Any room in the hearse for yet another self-referential tongue-in-cheek gore-horror chiller/tribute? Yes, there do seem way too many of them. However, the gimmick here is that the filmmaker doing the honours in The Last Matinee is not some Hollywood wannabe still counting Scream franchise returns or a backyard-video outfit from Staines in rainy Angleterre. No, it’s Uruguayan filmmaker Maximiliano Contenti setting his blood-soaked feature in a movie house in Montevideo, expressly in 1993 (which gets the plot a bit around elements such as mobile phones, and which also lends a twinge of analogue/VHS-era nostalgia).
A madman in a menacing hood and rain-slicker infiltrates the cinema.
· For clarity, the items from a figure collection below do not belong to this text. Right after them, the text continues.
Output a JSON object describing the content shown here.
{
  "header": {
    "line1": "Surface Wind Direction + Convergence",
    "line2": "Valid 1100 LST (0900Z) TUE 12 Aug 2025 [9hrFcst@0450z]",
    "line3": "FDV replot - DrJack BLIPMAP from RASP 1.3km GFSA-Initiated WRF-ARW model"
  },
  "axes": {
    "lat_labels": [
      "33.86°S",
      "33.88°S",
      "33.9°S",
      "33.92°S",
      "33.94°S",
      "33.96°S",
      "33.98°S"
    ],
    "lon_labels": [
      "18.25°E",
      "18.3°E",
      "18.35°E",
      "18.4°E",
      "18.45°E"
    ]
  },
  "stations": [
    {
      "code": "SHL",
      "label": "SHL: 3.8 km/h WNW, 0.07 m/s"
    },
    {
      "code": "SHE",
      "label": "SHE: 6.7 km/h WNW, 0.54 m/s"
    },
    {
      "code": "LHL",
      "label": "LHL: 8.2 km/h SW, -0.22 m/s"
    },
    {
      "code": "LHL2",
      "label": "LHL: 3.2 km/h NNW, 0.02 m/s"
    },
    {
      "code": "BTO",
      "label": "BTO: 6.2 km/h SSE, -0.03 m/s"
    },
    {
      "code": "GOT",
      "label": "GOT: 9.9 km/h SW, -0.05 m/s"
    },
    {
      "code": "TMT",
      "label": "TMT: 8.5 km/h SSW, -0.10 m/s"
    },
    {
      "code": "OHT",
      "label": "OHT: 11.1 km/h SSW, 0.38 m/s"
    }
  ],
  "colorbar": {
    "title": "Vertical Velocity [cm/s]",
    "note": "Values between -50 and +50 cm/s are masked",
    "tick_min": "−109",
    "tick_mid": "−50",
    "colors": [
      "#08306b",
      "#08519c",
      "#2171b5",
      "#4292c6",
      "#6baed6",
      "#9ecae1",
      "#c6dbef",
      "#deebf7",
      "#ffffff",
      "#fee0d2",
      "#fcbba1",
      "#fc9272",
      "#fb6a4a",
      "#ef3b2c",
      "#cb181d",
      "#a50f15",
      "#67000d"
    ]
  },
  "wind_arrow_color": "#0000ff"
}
Amidst contemporary posters heavy with Spielberg dinosaur and robot-cop imagery, the afternoon show is an odd-looking English-language Frankenstein horror picture (against expectations, this is not a counterfeit but a real movie, Frankenstein: Day of the Beast, hailing from 2011 rather than 1993 but shot by another Uruguayan horror auteur, Ricardo Islas). The item has attracted only a meagre, motley smattering of patrons – a nervous man on a date with a very lascivious woman, some young street kids, and a grouchy old man, possibly a vagrant, who is rudely hustled out the door by an usher for staying through too many shows. Thus, he is lucky to survive what’s next…
The killer seals the exits and begins to murder the small staff and the filmgoers, with a sickening, sadistic appetite revealed only belatedly and serving as its own explanation for the rampage. For much of the narrative – which unreels practically in ‘real time’ – the small cast of characters have no idea that unspeakable mutilations and impalings are taking place in the aisles, sometimes coincident with the bloodletting on the screen.
Contenti puts the grisly narrative together with a sure hand and strong feel for the grand Guignol stuff, nice use of sound and scattered bits of humour to set off the shocks. Nonetheless, roundabout the one-hour mark the gruesome elements and minimal plot start to drag, and climactic scenes suffer an excessive use of slow-motion (there goes the real-time plotting out the window). Studious horror fans may invariably wind up comparing this to Lamberto Bava’s splattery cinema-set Demons (1985) and perhaps even the tacky American entry Drive-In Massacre (1976). Well, somebody has to, I suppose.
Though a bit of a twice-told tale, The Last Matinee at least assures Uruguay a place in the international retro-nostalgia slasher-tribute pantheons.